Durango Public Library celebrates Forbidden Books Week – the Durango Herald
“We are always talking about celebrating the freedom to read,” says acting director
The Durango Public Library joins the American Library Association this week in celebrating Forbidden Books Week.
“It celebrates everyone’s reading freedom and everyone’s ability to find what they’re looking for on the shelf,” said Durango Public Library Acting Director Colleen Galvin.
Forbidden Book Week was launched 39 years ago in response to a wave of challenges for books in schools, bookstores, and libraries in the late 1980s.
“Book bans grew because of people saying things like ‘This book is offensive to me’, or what I find even more insidious is that people say that certain books are not suitable for children. and move them to the adult section, ”Galvin said. .
Organized every year during the last week of September, it highlights the value of free and open access to information.
“We’re always talking about celebrating the freedom to read,” said Galvin.
The library has set up a display on its main floor that showcases the censored books from the ALA list, and more. A second teenage display featuring censored books is also set up on the library’s ground floor, as Galvin said teenage books often experience the most censorship.
Galvin said his current favorite ALA group book is “The Hate U Give” by Angie Thomas.
“It’s an amazing look at urban family life and the challenges teens face based on their zip code,” said Galvin.
ALA’s theme for Forbidden Book Week this year is Censorship Dividers Us, Books Unleash Us.
“We respect your ability to find a book that’s right for you, but we don’t respect the ability that you can censor something for someone else,” Galvin said.

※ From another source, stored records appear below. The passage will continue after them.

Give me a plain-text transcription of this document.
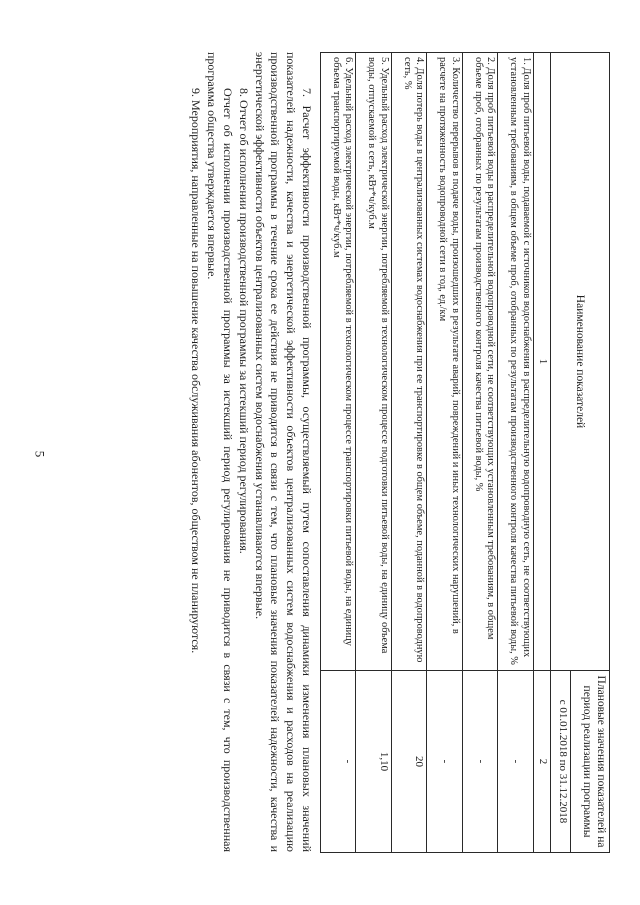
5
Наименование показателей	Плановые значения показателей на период реализации программы
	с 01.01.2018 по 31.12.2018
1	2
1. Доля проб питьевой воды, подаваемой с источников водоснабжения в распределительную водопроводную сеть, не соответствующих установленным требованиям, в общем объеме проб, отобранных по результатам производственного контроля качества питьевой воды, %	-
2. Доля проб питьевой воды в распределительной водопроводной сети, не соответствующих установленным требованиям, в общем объеме проб, отобранных по результатам производственного контроля качества питьевой воды, %	-
3. Количество перерывов в подаче воды, произошедших в результате аварий, повреждений и иных технологических нарушений, в расчете на протяженность водопроводной сети в год, ед./км	-
4. Доля потерь воды в централизованных системах водоснабжения при ее транспортировке в общем объеме, поданной в водопроводную сеть, %	20
5. Удельный расход электрической энергии, потребляемой в технологическом процессе подготовки питьевой воды, на единицу объема воды, отпускаемой в сеть, кВт*ч/куб.м	1,10
6. Удельный расход электрической энергии, потребляемой в технологическом процессе транспортировки питьевой воды, на единицу объема транспортируемой воды, кВт*ч/куб.м	-

7. Расчет эффективности производственной программы, осуществляемый путем сопоставления динамики изменения плановых значений показателей надежности, качества и энергетической эффективности объектов централизованных систем водоснабжения и расходов на реализацию производственной программы в течение срока ее действия не приводится в связи с тем, что плановые значения показателей надежности, качества и энергетической эффективности объектов централизованных систем водоснабжения устанавливаются впервые.

8. Отчет об исполнении производственной программы за истекший период регулирования.

Отчет об исполнении производственной программы за истекший период регулирования не приводится в связи с тем, что производственная программа общества утверждается впервые.

9. Мероприятия, направленные на повышение качества обслуживания абонентов, обществом не планируются.
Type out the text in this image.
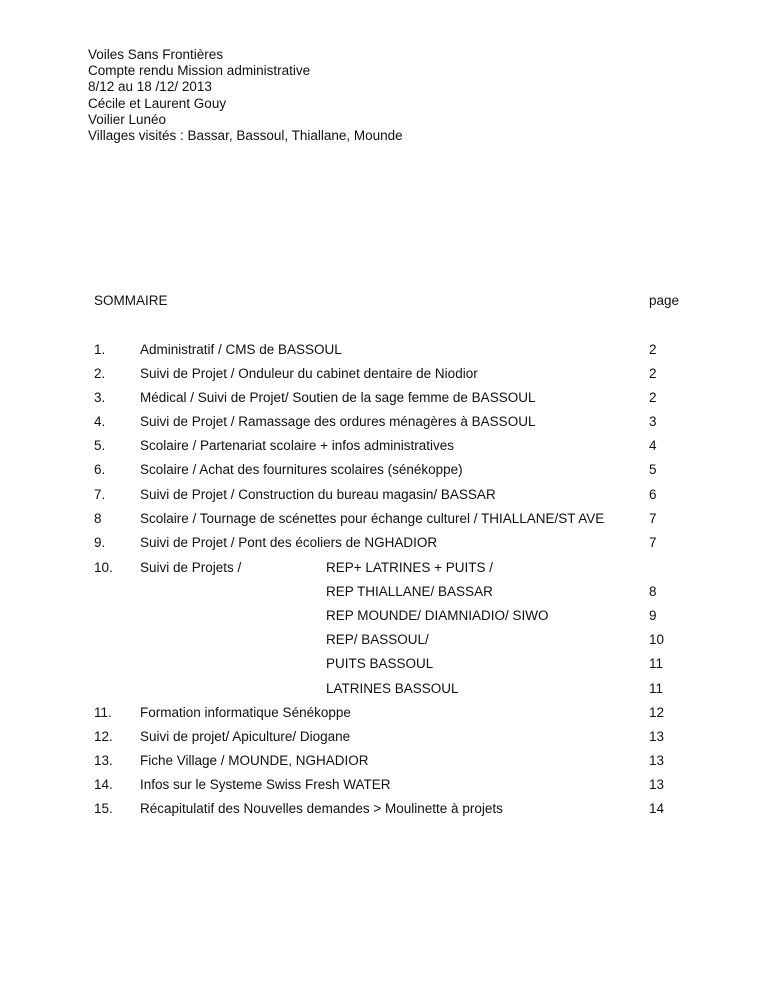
Voiles Sans Frontières
Compte rendu Mission administrative
8/12 au 18 /12/ 2013
Cécile et Laurent Gouy
Voilier Lunéo
Villages visités : Bassar, Bassoul, Thiallane, Mounde
SOMMAIRE	page
1.	Administratif / CMS de BASSOUL	2
2.	Suivi de Projet / Onduleur du cabinet dentaire de Niodior	2
3.	Médical / Suivi de Projet/ Soutien de la sage femme de BASSOUL	2
4.	Suivi de Projet / Ramassage des ordures ménagères à BASSOUL	3
5.	Scolaire / Partenariat scolaire + infos administratives	4
6.	Scolaire / Achat des fournitures scolaires (sénékoppe)	5
7.	Suivi de Projet / Construction du bureau magasin/ BASSAR	6
8	Scolaire / Tournage de scénettes pour échange culturel / THIALLANE/ST AVE	7
9.	Suivi de Projet / Pont des écoliers de NGHADIOR	7
10. Suivi de Projets /	REP+ LATRINES + PUITS /
REP THIALLANE/ BASSAR	8
REP MOUNDE/ DIAMNIADIO/ SIWO	9
REP/ BASSOUL/	10
PUITS BASSOUL	11
LATRINES BASSOUL	11
11. Formation informatique Sénékoppe	12
12. Suivi de projet/ Apiculture/ Diogane	13
13. Fiche Village / MOUNDE, NGHADIOR	13
14. Infos sur le Systeme Swiss Fresh WATER	13
15. Récapitulatif des Nouvelles demandes > Moulinette à projets	14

As a librarian, Galvin spoke about the need for access that libraries provide to the community.
“We really want you to find what you’re looking for at the public library,” said Galvin. “We don’t act like local parents, we respect your right to find what you are looking for, regardless of your age.”
Ten books that the American Library Association is highlighting this year as being subject to censorship in:
- “George” by Alex Gino. Contested, prohibited and restricted for LGBTQIA + content, in conflict with a religious point of view and not reflecting “the values of our community”.
- “Stamped: Racism, Anti-Racism and You” by Ibram X. Kendi and Jason Reynolds. Banned and contested due to the author’s public statements and allegations, the book contains “incidents of selective storytelling” and does not encompass racism against everyone.
- “All American Boys” by Jason Reynolds and Brendan Kiely. Banned and contested for blasphemy, drug use and alcoholism and because it was believed to promote anti-police views, contain divisive matters and be “too sensitive a subject right now”.
- “Speaks” of Laurie Halse Anderson. Banned, challenged and restricted because it was supposed to contain a political point of view, it was claimed to be biased against male students and to include rape and blasphemy.
- “The Absolutely True Diary of a Part-Time Indian” by Sherman Alexie. Banned and disputed for profanity, sexual references and allegations of sexual misconduct by the perpetrator.
- “Something Happened in Our Town: A Child’s Story of Racial Injustice” by Marianne Celano, Marietta Collins and Ann Hazzard, illustrated by Jennifer Zivoin. Blamed for “divisive language” and because it was supposed to promote anti-police views.
- “To Kill a Mockingbird” by Harper Lee. Banned and contested for racial slurs and its negative effect on students, featuring a “white savior” character and his perception of the black experience.
- “Of Mice and Men” by John Steinbeck. Banned and contested for racial slurs and racist stereotypes and a negative effect on students.
- “The bluest eye” by Toni Morrison. Banned and contested because it was viewed as sexually explicit and portrayed child sexual abuse.
- “The Hate You Give” by Angie Thomas. Blasphemy, and because he was supposed to promote an anti-police message.